Le quotidien arabophone Le Maghreb a publié, dimanche 23 mars 2014, en exclusivité, des détails croustillants concernant la réunion du Conseil national de sécurité, tenu vendredi 21 mars au palais de Carthage. Un conseil auquel prend part, pour la première fois, le chef du gouvernement Mehdi Jomâa et qui a permis de faire connaître au public des échanges, pas toujours cordiaux, entre Moncef Marzouki et Mehdi Jomâa.

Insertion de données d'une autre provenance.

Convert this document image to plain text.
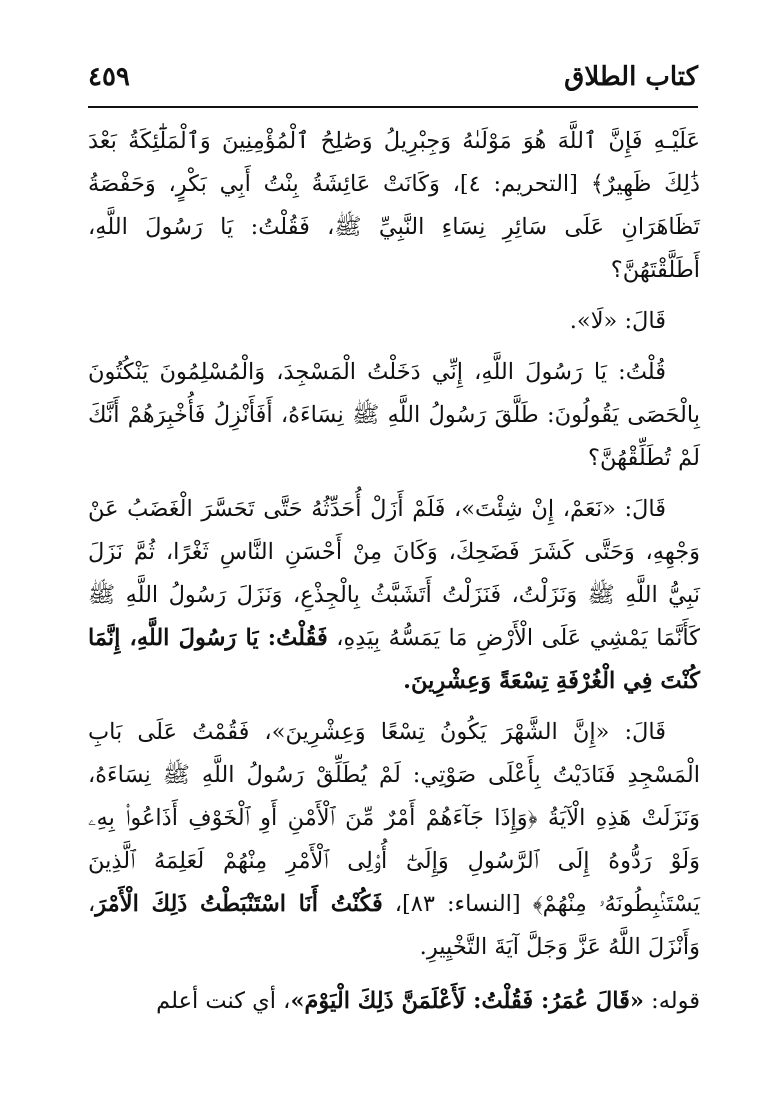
كتاب الطلاق
٤٥٩

عَلَيْـهِ فَإِنَّ ٱللَّهَ هُوَ مَوْلَىٰهُ وَجِبْرِيلُ وَصَٰلِحُ ٱلْمُؤْمِنِينَ وَٱلْمَلَٰٓئِكَةُ بَعْدَ ذَٰلِكَ ظَهِيرٌ﴾ [التحريم: ٤]، وَكَانَتْ عَائِشَةُ بِنْتُ أَبِي بَكْرٍ، وَحَفْصَةُ تَظَاهَرَانِ عَلَى سَائِرِ نِسَاءِ النَّبِيِّ ﷺ، فَقُلْتُ: يَا رَسُولَ اللَّهِ، أَطَلَّقْتَهُنَّ؟

قَالَ: «لَا».

قُلْتُ: يَا رَسُولَ اللَّهِ، إِنِّي دَخَلْتُ الْمَسْجِدَ، وَالْمُسْلِمُونَ يَنْكُتُونَ بِالْحَصَى يَقُولُونَ: طَلَّقَ رَسُولُ اللَّهِ ﷺ نِسَاءَهُ، أَفَأَنْزِلُ فَأُخْبِرَهُمْ أَنَّكَ لَمْ تُطَلِّقْهُنَّ؟

قَالَ: «نَعَمْ، إِنْ شِئْتَ»، فَلَمْ أَزَلْ أُحَدِّثُهُ حَتَّى تَحَسَّرَ الْغَضَبُ عَنْ وَجْهِهِ، وَحَتَّى كَشَرَ فَضَحِكَ، وَكَانَ مِنْ أَحْسَنِ النَّاسِ ثَغْرًا، ثُمَّ نَزَلَ نَبِيُّ اللَّهِ ﷺ وَنَزَلْتُ، فَنَزَلْتُ أَتَشَبَّثُ بِالْجِذْعِ، وَنَزَلَ رَسُولُ اللَّهِ ﷺ كَأَنَّمَا يَمْشِي عَلَى الْأَرْضِ مَا يَمَسُّهُ بِيَدِهِ، فَقُلْتُ: يَا رَسُولَ اللَّهِ، إِنَّمَا كُنْتَ فِي الْغُرْفَةِ تِسْعَةً وَعِشْرِينَ.

قَالَ: «إِنَّ الشَّهْرَ يَكُونُ تِسْعًا وَعِشْرِينَ»، فَقُمْتُ عَلَى بَابِ الْمَسْجِدِ فَنَادَيْتُ بِأَعْلَى صَوْتِي: لَمْ يُطَلِّقْ رَسُولُ اللَّهِ ﷺ نِسَاءَهُ، وَنَزَلَتْ هَذِهِ الْآيَةُ ﴿وَإِذَا جَآءَهُمْ أَمْرٌ مِّنَ ٱلْأَمْنِ أَوِ ٱلْخَوْفِ أَذَاعُوا۟ بِهِۦ وَلَوْ رَدُّوهُ إِلَى ٱلرَّسُولِ وَإِلَىٰٓ أُو۟لِى ٱلْأَمْرِ مِنْهُمْ لَعَلِمَهُ ٱلَّذِينَ يَسْتَنۢبِطُونَهُۥ مِنْهُمْ﴾ [النساء: ٨٣]، فَكُنْتُ أَنَا اسْتَنْبَطْتُ ذَلِكَ الْأَمْرَ، وَأَنْزَلَ اللَّهُ عَزَّ وَجَلَّ آيَةَ التَّخْيِيرِ.

قوله: «قَالَ عُمَرُ: فَقُلْتُ: لَأَعْلَمَنَّ ذَلِكَ الْيَوْمَ»، أي كنت أعلم
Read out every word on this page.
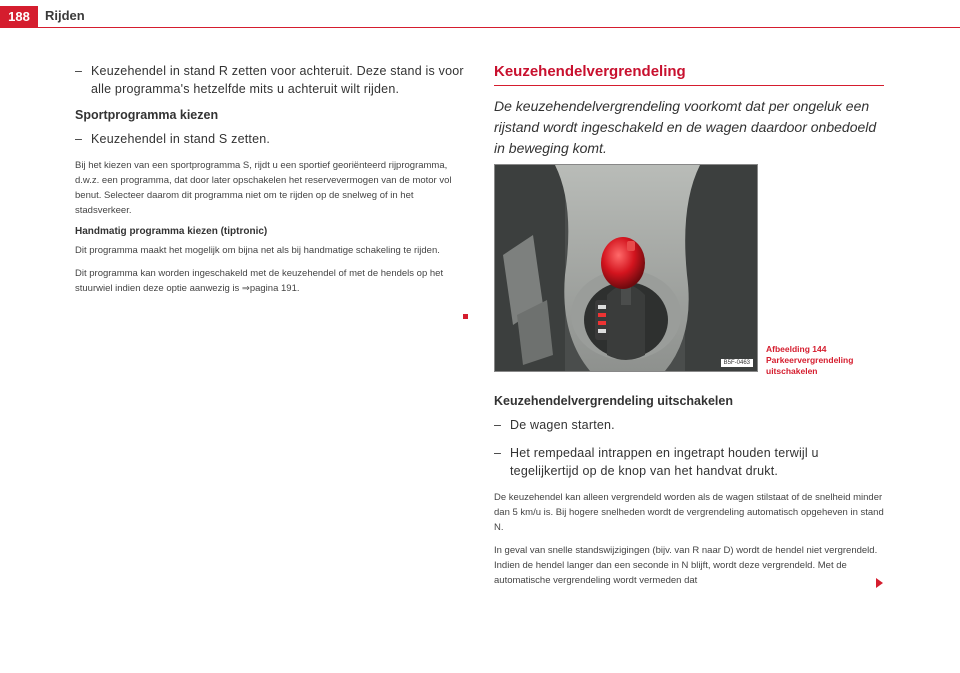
188	Rijden
– Keuzehendel in stand R zetten voor achteruit. Deze stand is voor alle programma's hetzelfde mits u achteruit wilt rijden.
Sportprogramma kiezen
– Keuzehendel in stand S zetten.

Bij het kiezen van een sportprogramma S, rijdt u een sportief georiënteerd rijprogramma, d.w.z. een programma, dat door later opschakelen het reservevermogen van de motor vol benut. Selecteer daarom dit programma niet om te rijden op de snelweg of in het stadsverkeer.

Handmatig programma kiezen (tiptronic)

Dit programma maakt het mogelijk om bijna net als bij handmatige schakeling te rijden.

Dit programma kan worden ingeschakeld met de keuzehendel of met de hendels op het stuurwiel indien deze optie aanwezig is ⇒pagina 191.

Keuzehendelvergrendeling

De keuzehendelvergrendeling voorkomt dat per ongeluk een rijstand wordt ingeschakeld en de wagen daardoor onbedoeld in beweging komt.

B5F-0463
Afbeelding 144 Parkeervergrendeling uitschakelen
Keuzehendelvergrendeling uitschakelen
– De wagen starten.
– Het rempedaal intrappen en ingetrapt houden terwijl u tegelijkertijd op de knop van het handvat drukt.

De keuzehendel kan alleen vergrendeld worden als de wagen stilstaat of de snelheid minder dan 5 km/u is. Bij hogere snelheden wordt de vergrendeling automatisch opgeheven in stand N.

In geval van snelle standswijzigingen (bijv. van R naar D) wordt de hendel niet vergrendeld. Indien de hendel langer dan een seconde in N blijft, wordt deze vergrendeld. Met de automatische vergrendeling wordt vermeden dat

Les révélations de la journaliste Kaouther Zantour semblent avoir déplu au député CPR, Samir Ben Amor qui dépasse le fond des échanges pour se fixer sur les parties qui ont fait fuiter les informations.

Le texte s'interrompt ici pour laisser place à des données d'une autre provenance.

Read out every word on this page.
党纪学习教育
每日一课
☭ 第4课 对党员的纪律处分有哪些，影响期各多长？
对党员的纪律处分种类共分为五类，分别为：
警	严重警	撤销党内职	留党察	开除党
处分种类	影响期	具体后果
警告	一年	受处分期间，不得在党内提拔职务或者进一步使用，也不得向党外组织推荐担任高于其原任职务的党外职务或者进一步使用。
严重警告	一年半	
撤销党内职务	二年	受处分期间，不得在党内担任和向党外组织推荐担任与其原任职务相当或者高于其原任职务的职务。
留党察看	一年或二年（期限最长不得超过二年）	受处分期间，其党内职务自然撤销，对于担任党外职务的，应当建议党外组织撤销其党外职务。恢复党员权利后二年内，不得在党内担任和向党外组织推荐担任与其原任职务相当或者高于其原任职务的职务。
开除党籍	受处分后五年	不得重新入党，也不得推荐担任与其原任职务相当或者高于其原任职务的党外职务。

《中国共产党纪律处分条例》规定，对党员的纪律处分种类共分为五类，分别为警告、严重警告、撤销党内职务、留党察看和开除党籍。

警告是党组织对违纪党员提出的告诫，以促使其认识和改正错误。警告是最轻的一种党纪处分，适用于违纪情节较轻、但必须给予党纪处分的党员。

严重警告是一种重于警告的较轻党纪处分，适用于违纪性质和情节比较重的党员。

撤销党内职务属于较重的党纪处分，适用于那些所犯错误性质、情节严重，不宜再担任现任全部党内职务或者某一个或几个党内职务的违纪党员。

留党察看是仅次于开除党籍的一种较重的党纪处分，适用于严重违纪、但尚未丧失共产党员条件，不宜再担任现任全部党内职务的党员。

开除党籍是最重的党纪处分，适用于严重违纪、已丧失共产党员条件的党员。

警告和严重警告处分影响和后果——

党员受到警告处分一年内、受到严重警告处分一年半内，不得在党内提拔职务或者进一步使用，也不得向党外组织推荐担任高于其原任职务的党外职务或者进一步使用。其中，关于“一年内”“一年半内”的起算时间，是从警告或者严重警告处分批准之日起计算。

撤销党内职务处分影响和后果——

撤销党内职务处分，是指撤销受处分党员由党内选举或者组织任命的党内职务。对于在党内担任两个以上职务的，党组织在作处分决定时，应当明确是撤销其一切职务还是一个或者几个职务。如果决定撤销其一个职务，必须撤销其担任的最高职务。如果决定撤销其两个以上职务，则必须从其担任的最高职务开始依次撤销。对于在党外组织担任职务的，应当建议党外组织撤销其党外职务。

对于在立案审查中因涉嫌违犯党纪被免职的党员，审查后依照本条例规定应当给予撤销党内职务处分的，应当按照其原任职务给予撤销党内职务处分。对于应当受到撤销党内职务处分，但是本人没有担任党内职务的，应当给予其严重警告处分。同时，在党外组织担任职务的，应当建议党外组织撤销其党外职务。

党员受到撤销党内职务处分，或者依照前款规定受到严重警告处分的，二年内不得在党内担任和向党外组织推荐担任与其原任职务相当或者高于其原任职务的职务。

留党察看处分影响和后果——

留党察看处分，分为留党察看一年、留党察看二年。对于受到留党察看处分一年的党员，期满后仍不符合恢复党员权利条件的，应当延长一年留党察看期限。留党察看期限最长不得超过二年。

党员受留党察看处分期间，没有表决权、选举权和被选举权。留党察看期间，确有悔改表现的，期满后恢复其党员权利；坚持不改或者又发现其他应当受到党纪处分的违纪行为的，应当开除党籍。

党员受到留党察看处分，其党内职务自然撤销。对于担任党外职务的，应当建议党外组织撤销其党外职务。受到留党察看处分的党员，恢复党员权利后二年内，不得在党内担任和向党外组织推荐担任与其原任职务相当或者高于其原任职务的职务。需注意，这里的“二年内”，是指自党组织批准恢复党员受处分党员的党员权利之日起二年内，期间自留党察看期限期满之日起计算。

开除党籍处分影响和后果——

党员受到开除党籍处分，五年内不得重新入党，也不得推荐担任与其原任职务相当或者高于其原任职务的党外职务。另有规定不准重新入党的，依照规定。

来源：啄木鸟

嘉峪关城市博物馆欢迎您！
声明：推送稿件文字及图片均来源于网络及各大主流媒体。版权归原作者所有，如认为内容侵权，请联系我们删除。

D’après lui, l’Etat a été clochardisé ! C’est la même attitude adoptée par le député lors de la fuite du document de la CIA qui a averti le ministère de l’Intérieur sur l’assassinat de feu Mohamed Brahmi. Le souci de Samir Ben Amor était sur la partie ayant fait fuiter le document et non les défaillances du ministère de l’Intérieur qui ont conduit à l’assassinat.

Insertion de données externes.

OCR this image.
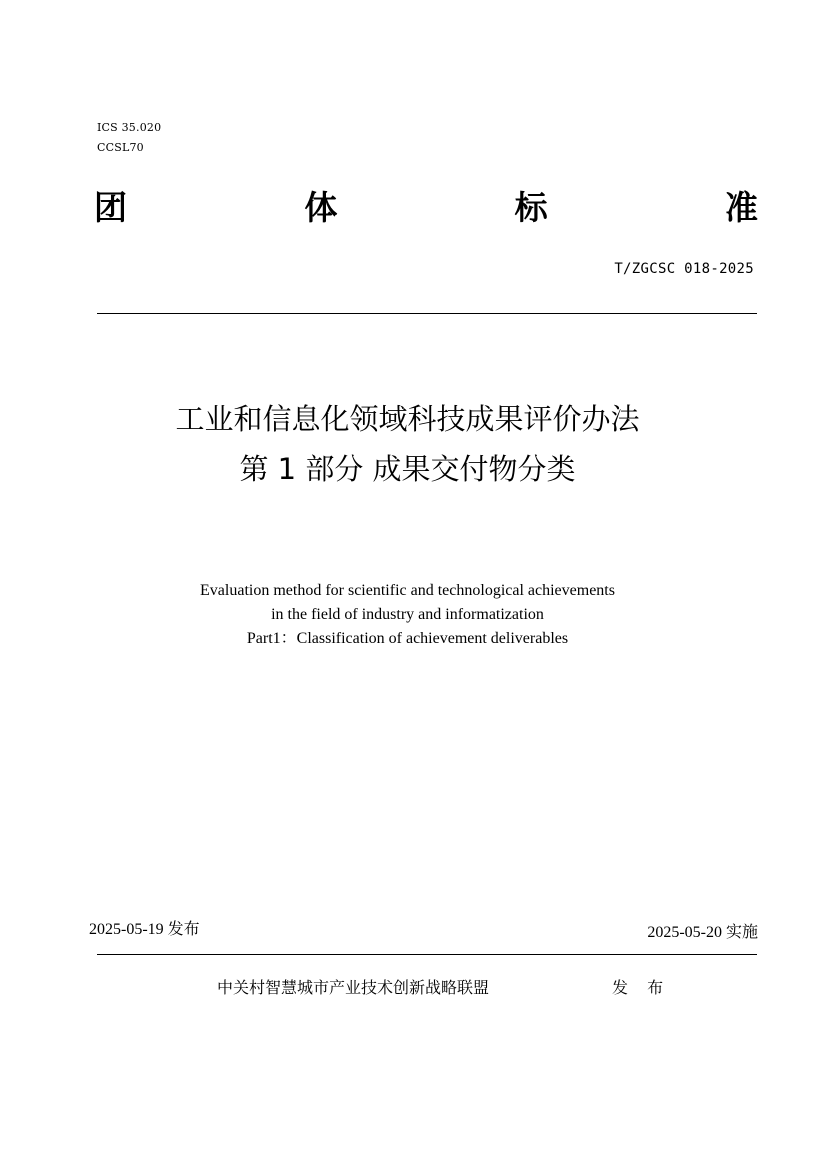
ICS 35.020
CCSL70
团	体	标	准
T/ZGCSC 018-2025
工业和信息化领域科技成果评价办法
第 1 部分 成果交付物分类
Evaluation method for scientific and technological achievements
in the field of industry and informatization
Part1：Classification of achievement deliverables
2025-05-19 发布	2025-05-20 实施
中关村智慧城市产业技术创新战略联盟	发 布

Concernant le fond des échanges lors de ce conseil national de sécurité, on apprend que Mehdi Jomâa demandait chaque fois des précisions des dirigeants des forces de l’ordre et de l’Armée. Il n’hésitait pas ainsi à arrêter ces dirigeants sur chaque point demandant un éclaircissement. L’attitude de Mehdi Jomâa a agacé Moncef Marzouki qui a demandé à ce que l’on ne coupe plus les orateurs à demander les éclaircissements nécessaires à la fin de la réunion. Réaction ordinaire pour ceux qui cherchent à camoufler certaines choses puisque les réponses en bloc en fin de réunion permettent de zapper plusieurs détails importants.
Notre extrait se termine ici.